TI: How did you answer that?
CS: Oh, I told him, "I'll fight for whichever side is defending the camps." I said, "That's all we have left," and I says, "If the Japanese army came into the United States and were heading toward the camps," I said, "I can't picture the guards shooting at them and defending us. I can just picture (them machine gunning) all our inmates and all the local populations going into the camp and massacring them," you know. So I said, "I'm going to fight for whichever side is defending the camp," because that's all we have.
TI: And the camps you're talking about are the concentration camps, the camps where Japanese Americans were being...
CS: Manzanar and all those ten camps.
TI: What was the reaction of the officer when you said that?
CS: I don't think he liked it, 'cause he didn't clear me.
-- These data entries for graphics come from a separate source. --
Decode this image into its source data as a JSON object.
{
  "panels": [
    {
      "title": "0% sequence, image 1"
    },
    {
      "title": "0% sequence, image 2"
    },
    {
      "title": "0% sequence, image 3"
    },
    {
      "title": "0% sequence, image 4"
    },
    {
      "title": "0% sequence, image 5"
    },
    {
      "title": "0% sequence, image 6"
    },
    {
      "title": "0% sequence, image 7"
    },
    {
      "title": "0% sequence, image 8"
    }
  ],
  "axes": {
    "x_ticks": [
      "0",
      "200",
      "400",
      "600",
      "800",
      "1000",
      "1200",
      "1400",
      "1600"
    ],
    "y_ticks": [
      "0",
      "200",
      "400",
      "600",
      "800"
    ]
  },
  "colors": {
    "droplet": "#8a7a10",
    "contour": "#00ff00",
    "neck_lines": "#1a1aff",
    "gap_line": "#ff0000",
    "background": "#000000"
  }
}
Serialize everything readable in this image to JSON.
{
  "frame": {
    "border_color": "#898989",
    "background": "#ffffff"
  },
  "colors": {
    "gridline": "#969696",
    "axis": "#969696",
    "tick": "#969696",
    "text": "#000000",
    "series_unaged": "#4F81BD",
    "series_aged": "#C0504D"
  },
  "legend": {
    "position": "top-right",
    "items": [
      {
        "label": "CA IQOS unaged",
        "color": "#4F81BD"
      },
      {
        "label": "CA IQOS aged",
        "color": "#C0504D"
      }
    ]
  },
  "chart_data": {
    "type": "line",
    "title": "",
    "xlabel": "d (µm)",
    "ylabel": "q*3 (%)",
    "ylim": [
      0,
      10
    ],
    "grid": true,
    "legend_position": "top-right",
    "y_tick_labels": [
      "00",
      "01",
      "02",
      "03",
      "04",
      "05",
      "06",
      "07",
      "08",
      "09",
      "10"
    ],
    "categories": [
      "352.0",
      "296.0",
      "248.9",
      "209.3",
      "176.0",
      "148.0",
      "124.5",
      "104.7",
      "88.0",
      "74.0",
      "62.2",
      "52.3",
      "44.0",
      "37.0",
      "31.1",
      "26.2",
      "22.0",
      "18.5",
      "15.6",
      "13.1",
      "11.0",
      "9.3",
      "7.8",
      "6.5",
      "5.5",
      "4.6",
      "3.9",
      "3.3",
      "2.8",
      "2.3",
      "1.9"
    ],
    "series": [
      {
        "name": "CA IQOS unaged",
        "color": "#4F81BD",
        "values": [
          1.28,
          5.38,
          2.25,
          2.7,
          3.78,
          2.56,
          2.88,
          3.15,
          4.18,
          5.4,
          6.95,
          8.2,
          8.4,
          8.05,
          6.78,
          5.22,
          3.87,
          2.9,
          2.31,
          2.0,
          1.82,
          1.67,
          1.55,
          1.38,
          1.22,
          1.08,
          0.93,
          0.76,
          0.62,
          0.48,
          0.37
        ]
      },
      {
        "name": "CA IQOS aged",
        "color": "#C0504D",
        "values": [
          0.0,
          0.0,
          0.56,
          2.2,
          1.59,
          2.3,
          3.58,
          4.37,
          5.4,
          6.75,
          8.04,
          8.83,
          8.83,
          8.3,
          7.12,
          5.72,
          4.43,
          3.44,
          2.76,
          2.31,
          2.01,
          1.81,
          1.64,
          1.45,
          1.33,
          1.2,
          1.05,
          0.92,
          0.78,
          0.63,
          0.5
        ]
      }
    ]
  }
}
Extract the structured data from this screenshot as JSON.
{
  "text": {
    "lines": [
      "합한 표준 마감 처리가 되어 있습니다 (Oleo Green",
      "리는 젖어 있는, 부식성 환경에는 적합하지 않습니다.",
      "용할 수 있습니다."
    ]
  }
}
I still stayed in the 1800. [Laughs] They expected a hundred percent loyalty, I guess, even shooting our own people.
TI: That was, I mean, it was an interesting answer. I wouldn't have expected it either. Had you been thinking about that, were you prepared?
CS: Oh, it was common sense to me. I said, that's when I said, no, in that letter I wrote, "I don't want to go overseas," the, what do you call it, civil liberties over here, "and if necessary, I'll die fighting for defending the camps."